You may infer that a person ordinarily intends the natural and probable consequences of acts knowingly done or knowingly omitted. However, you should consider all of the circumstances in evidence that you deem relevant in determining whether the Government has proved beyond a reasonable doubt that defendant acted with the required intent.

[7] As no objections to the marijuana charge or to the trial court's instructions regarding this count were made at trial, appellant must demonstrate plain error. E.g., Cobb v. United States, D.C.App., 246 A.2d 777, 778 (1968).

[8] This case does not present a "plain error of a constitutional magnitude" as in Hawkins, supra at 449, since there was no "shift in legal theory. . . after the jury began its deliberations coupled with the ambiguous instructions. . . ." Id.

[9] The court [Supp.Record at 181-182] provided the following instruction:

There has been some evidence introduced that you may or may not consider, and that is flight or concealment by a defendant. Flight or concealment by a person after a crime has been committed or after he has been accused of a crime may be motivated by a variety of factors which are fully consistent with innocence. It does not create a presumption of guilt, nor does the person's flight or concealment necessarily reflect feelings of guilt. Furthermore, since innocent persons sometimes have feelings of guilt, such feelings do not necessarily reflect actual guilt.

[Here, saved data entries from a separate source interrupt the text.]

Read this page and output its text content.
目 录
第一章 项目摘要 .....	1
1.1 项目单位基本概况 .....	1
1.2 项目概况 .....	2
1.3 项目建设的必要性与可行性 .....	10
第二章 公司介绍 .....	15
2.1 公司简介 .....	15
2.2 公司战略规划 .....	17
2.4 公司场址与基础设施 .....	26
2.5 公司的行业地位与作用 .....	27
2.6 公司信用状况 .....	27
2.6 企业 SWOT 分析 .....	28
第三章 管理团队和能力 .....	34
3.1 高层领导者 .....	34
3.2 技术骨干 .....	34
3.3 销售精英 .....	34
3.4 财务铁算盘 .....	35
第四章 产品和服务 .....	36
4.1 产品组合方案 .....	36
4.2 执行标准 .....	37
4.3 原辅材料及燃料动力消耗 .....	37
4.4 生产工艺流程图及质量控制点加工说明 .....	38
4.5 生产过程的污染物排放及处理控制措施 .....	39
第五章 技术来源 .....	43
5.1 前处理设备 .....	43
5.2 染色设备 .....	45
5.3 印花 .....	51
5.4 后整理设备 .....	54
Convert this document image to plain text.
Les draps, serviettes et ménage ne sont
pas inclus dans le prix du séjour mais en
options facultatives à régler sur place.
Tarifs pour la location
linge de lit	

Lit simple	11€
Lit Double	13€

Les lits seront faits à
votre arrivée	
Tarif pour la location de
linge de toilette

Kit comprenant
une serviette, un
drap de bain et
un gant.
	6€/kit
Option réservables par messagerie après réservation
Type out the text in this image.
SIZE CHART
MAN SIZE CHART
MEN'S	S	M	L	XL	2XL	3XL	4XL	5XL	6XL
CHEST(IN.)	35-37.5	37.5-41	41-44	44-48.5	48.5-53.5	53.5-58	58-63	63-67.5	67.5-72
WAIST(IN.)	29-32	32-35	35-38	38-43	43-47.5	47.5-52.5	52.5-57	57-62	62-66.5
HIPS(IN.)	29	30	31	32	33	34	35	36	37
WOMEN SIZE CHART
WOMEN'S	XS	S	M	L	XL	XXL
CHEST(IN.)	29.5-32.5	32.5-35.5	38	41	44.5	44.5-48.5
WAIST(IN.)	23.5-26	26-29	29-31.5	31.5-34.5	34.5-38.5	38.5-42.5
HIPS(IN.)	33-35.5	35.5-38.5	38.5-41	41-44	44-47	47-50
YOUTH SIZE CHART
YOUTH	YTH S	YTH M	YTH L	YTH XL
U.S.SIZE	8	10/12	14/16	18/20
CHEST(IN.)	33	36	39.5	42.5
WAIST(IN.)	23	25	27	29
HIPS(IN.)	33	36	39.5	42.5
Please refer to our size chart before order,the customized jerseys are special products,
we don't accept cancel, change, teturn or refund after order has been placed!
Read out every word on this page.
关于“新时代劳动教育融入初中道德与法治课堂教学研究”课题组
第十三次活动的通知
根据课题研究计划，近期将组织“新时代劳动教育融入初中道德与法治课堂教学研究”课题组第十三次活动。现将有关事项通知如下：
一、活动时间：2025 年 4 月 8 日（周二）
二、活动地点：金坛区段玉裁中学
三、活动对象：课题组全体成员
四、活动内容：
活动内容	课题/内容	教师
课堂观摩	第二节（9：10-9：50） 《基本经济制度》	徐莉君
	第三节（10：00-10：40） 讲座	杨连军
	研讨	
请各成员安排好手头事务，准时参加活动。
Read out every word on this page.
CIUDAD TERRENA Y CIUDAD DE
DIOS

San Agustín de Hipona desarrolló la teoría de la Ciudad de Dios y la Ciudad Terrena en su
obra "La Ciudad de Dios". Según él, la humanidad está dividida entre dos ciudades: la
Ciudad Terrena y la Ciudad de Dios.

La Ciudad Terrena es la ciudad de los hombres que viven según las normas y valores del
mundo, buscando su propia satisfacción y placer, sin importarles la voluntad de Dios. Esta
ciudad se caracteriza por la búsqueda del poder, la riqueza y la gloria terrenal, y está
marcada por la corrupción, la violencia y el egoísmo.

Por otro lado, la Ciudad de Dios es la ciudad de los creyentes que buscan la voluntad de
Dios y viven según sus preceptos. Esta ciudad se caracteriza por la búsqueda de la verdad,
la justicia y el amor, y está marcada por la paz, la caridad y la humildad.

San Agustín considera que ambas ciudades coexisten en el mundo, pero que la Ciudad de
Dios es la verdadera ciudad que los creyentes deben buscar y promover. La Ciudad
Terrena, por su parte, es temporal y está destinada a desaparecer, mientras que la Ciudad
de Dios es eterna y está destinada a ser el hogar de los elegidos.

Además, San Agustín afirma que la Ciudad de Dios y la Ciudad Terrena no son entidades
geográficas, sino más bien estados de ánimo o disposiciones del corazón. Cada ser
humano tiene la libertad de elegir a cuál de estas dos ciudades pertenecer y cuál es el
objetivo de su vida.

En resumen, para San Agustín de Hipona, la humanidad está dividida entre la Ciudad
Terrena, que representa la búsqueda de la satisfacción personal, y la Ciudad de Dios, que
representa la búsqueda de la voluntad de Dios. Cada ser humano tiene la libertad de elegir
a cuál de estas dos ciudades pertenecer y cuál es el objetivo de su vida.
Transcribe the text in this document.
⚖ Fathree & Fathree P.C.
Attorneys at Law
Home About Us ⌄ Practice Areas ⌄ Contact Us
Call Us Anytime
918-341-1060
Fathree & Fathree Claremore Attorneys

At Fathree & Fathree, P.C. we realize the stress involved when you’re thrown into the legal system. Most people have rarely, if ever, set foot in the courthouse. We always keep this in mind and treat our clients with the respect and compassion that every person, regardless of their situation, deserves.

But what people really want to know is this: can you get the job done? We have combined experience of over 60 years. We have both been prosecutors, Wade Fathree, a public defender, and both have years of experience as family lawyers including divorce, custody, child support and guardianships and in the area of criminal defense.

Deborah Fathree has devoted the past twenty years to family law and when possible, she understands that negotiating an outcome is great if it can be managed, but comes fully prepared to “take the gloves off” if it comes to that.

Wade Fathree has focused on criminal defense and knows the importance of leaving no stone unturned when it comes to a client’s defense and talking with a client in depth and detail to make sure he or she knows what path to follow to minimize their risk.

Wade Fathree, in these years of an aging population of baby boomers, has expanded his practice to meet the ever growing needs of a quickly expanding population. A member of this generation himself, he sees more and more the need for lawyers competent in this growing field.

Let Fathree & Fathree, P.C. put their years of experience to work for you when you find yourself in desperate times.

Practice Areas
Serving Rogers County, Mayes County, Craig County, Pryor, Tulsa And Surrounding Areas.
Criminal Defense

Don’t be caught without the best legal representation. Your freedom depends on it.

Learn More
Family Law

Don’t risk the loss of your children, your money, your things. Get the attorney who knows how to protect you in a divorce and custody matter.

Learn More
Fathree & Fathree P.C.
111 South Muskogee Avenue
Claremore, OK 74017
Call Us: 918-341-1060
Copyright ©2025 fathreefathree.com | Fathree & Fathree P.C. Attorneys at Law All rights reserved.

While you may consider flight or concealment as one circumstance tending to show feelings, and you may also consider feelings of guilt, you are not required to do so. Under no circumstances may you presume a defendant's guilt from his flight or concealment. You should consider and weigh evidence of flight or concealment by the defendant in connection with all the other evidence in the case and give it such weight as in your judgment it is fairly entitled to receive.

[10] The problems of character testimony led justice Jackson in Michelson v. United States, 335 U.S. 469, 480, 69 S. Ct. 213, 220, 93 L. Ed. 168 (1948), to conclude:

Both propriety and abuse of hearsay reputation testimony, on both sides, depend on numerous and subtle considerations difficult to detect or appraise from a cold record, and therefore rarely and only on clear showing of prejudicial abuse of discretion will Courts of Appeals disturb rulings of trial courts on this subject.

[11] Justice Jackson described admissible character testimony as follows:

The evidence which the law permits is not as to the personality of defendant but only as to the shadow his daily life has cast in his neighborhood. This has been well described in a different connection as "the slow growth of months and years, the resultant picture of forgotten incidents, passing events, habitual and daily conduct, presumably honest because disinterested, and safer to be trusted because prone to suspect . . . . It is for that reason that such general repute is permitted to be proven. It sums up a multitude of trivial details. It compacts into the brief phrase of a verdict the teaching of many incidents and the conduct of years. It is the average intelligence drawing its conclusion." [Michelson v. United States, supra at 477, 69 S. Ct. at 219 (emphasis supplied).]

[12] We note that appellant's propensity to refrain from using drugs is of questionable relevance to his possession of the amount of drugs involved in this case.